I don’t think there is a need to change mod formats for this manager…

Zip’s are mostly for distribution - keeping current directory alongside with .zip is not a problem. For distribution zip’s offer several quite significant advantages:

  • one file instead of hundreds files on hard drive - much faster access speed.
  • possibility to check if mod was modified after last start. This will allow to implement “lazy validation” - validate only data that has changed instead of checking everything.
    And you won’t believe but this was actually requested by modders some time ago. Check Era mods - all of them use .lod archive to store data.

Tow dragon, but none of these are usable with huge lists of items - no sorting or filtering. In one case (Mandriva package manager) there is well-defined grouping of packages which is not possible for mods, another one (Visual Studio installer) will only work with small number of items.

I think that I’ll keep simple list for now - Qt models are flexible enough to allow switch to tree without rewriting anything.

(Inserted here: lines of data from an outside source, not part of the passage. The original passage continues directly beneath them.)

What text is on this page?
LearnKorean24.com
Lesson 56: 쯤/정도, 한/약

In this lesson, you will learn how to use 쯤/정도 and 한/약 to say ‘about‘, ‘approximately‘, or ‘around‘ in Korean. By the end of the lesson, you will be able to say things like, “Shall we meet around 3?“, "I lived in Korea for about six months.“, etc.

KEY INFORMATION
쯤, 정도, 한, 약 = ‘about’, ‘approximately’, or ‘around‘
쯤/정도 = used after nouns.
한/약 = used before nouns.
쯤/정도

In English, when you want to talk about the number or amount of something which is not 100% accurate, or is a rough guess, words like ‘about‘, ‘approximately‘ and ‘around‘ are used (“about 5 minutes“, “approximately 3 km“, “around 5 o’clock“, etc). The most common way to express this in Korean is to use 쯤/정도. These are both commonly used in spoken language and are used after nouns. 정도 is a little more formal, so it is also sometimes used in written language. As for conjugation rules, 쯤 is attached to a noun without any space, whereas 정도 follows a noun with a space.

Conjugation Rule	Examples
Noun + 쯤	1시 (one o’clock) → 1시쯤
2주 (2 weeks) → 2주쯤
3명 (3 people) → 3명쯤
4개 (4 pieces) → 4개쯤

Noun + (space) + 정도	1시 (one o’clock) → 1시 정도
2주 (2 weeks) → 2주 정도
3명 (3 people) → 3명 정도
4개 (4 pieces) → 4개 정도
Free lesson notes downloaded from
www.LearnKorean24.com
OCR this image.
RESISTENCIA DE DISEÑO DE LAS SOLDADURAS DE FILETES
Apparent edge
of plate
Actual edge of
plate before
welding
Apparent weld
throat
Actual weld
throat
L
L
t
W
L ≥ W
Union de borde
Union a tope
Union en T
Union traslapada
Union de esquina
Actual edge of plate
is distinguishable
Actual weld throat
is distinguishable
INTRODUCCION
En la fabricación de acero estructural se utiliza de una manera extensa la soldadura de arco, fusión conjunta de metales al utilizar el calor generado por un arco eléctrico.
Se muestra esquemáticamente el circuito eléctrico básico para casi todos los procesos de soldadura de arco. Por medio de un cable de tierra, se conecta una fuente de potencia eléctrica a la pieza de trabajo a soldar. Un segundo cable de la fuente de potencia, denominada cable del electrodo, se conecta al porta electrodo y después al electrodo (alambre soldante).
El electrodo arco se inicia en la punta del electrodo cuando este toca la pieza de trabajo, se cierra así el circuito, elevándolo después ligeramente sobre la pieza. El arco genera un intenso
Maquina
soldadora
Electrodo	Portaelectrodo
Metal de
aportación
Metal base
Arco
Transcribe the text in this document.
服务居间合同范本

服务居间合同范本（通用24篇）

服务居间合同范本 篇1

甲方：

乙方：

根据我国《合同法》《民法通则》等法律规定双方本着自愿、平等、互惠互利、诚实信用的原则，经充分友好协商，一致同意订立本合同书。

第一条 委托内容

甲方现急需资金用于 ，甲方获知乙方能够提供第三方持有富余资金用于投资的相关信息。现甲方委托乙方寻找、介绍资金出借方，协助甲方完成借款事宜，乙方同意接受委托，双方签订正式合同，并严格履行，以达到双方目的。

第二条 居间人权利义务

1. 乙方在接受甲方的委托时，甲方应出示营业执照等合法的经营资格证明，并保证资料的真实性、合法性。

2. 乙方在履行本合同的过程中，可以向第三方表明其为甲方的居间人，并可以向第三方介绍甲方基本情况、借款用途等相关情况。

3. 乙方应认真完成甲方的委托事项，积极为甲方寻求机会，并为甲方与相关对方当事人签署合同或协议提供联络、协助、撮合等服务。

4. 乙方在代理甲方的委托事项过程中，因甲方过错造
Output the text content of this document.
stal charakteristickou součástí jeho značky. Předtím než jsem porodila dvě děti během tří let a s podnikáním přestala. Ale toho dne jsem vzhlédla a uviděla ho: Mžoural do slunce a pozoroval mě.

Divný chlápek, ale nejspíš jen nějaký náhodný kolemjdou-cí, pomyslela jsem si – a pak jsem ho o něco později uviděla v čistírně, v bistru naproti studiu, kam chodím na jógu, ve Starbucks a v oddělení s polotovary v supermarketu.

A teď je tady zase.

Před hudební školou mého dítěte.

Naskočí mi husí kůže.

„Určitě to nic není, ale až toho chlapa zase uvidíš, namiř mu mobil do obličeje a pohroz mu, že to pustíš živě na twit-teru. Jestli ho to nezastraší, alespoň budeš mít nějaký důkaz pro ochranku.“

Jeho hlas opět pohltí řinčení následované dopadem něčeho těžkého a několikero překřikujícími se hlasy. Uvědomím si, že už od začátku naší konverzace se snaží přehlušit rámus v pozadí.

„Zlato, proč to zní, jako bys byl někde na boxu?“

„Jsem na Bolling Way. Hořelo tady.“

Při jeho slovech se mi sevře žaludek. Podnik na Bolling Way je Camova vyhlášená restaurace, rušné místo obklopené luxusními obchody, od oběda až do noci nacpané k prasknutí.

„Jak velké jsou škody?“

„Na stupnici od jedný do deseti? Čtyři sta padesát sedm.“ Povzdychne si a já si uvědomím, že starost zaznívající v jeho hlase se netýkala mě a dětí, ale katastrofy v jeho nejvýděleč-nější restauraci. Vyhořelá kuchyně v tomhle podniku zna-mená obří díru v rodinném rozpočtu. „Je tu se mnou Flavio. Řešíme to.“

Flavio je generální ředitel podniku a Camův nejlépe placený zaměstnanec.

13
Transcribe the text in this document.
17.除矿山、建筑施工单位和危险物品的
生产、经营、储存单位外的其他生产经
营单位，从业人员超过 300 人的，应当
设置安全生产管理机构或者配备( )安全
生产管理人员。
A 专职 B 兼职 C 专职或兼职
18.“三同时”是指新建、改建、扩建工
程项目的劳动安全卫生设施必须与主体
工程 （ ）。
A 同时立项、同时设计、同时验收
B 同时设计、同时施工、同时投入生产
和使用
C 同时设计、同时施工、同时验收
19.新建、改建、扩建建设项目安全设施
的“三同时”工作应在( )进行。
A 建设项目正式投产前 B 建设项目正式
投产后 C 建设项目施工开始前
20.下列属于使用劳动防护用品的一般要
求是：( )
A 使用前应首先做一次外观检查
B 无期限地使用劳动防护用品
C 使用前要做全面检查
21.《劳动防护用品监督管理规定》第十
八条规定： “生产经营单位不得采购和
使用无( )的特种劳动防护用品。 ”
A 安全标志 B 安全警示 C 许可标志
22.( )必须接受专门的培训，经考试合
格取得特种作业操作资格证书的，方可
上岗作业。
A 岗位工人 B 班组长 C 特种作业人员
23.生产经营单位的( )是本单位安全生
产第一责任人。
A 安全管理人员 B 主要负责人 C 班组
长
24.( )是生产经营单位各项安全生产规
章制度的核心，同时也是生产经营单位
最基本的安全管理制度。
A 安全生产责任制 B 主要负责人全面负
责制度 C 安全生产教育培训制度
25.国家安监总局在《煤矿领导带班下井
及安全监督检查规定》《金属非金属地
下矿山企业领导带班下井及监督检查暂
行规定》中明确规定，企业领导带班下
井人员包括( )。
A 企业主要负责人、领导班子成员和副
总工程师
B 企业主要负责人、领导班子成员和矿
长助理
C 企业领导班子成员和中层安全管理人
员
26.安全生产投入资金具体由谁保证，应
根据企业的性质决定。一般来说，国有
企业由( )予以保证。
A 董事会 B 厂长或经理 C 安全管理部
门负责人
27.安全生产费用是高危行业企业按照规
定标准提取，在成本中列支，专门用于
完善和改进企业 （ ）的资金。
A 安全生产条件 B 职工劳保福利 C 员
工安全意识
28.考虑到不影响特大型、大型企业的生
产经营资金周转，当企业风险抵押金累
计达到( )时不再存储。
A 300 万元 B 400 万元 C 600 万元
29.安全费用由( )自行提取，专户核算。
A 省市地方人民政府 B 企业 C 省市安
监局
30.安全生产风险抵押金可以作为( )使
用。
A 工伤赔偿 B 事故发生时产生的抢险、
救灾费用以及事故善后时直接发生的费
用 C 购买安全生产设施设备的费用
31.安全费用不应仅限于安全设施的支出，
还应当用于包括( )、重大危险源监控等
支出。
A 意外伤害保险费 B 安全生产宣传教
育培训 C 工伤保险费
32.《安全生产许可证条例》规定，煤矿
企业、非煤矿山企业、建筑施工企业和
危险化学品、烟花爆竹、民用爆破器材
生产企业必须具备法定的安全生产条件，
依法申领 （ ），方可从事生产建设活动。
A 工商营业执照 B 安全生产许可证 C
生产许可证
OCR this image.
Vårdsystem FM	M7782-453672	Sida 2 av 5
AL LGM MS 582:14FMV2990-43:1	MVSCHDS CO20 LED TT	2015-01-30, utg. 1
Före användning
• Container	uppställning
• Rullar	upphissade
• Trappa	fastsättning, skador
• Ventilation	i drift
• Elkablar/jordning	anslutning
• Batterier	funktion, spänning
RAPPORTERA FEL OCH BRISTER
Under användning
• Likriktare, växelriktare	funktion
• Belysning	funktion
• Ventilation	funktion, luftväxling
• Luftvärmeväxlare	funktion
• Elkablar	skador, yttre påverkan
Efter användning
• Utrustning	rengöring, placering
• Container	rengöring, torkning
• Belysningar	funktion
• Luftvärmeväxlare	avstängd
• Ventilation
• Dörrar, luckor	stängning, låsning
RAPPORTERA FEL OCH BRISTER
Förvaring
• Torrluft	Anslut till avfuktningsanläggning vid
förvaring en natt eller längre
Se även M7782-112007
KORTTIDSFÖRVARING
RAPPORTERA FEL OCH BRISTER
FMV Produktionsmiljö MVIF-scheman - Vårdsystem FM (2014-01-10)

So it will not replace current structure?
Oh, what a deliverance!

No it won’t. Technically current “Content” directory is not something completely hardcoded but rather default value for “filesystem” entry in mods which looks like this:

            {"type" : "dir",  "path" : "/Content"}

You can not only sort and filter but also group and limit such trees. BTW, you can look at Wireshark’s interface too. Not quite QTreeView but an interesting solution anyway.

OK. Therefore I’d advise to not care about minimods for now at all.

Moved zip discussion into separate topic. Ivan

I believe it would be nice to add field “contact” or “adress” to mod, so people would know who to contact directly if mod doesn’t work or needs update etc…

I already made field “weblink” for this purpose. But “contact” sounds much better name for it - will rename. (and perhaps mark it as required)

What to expect in 0.94 in modding system?
Will there be another radical changes in modding system for creatures/towns/artifacts like it was in 0.93, or its only about mod.json and mod manager?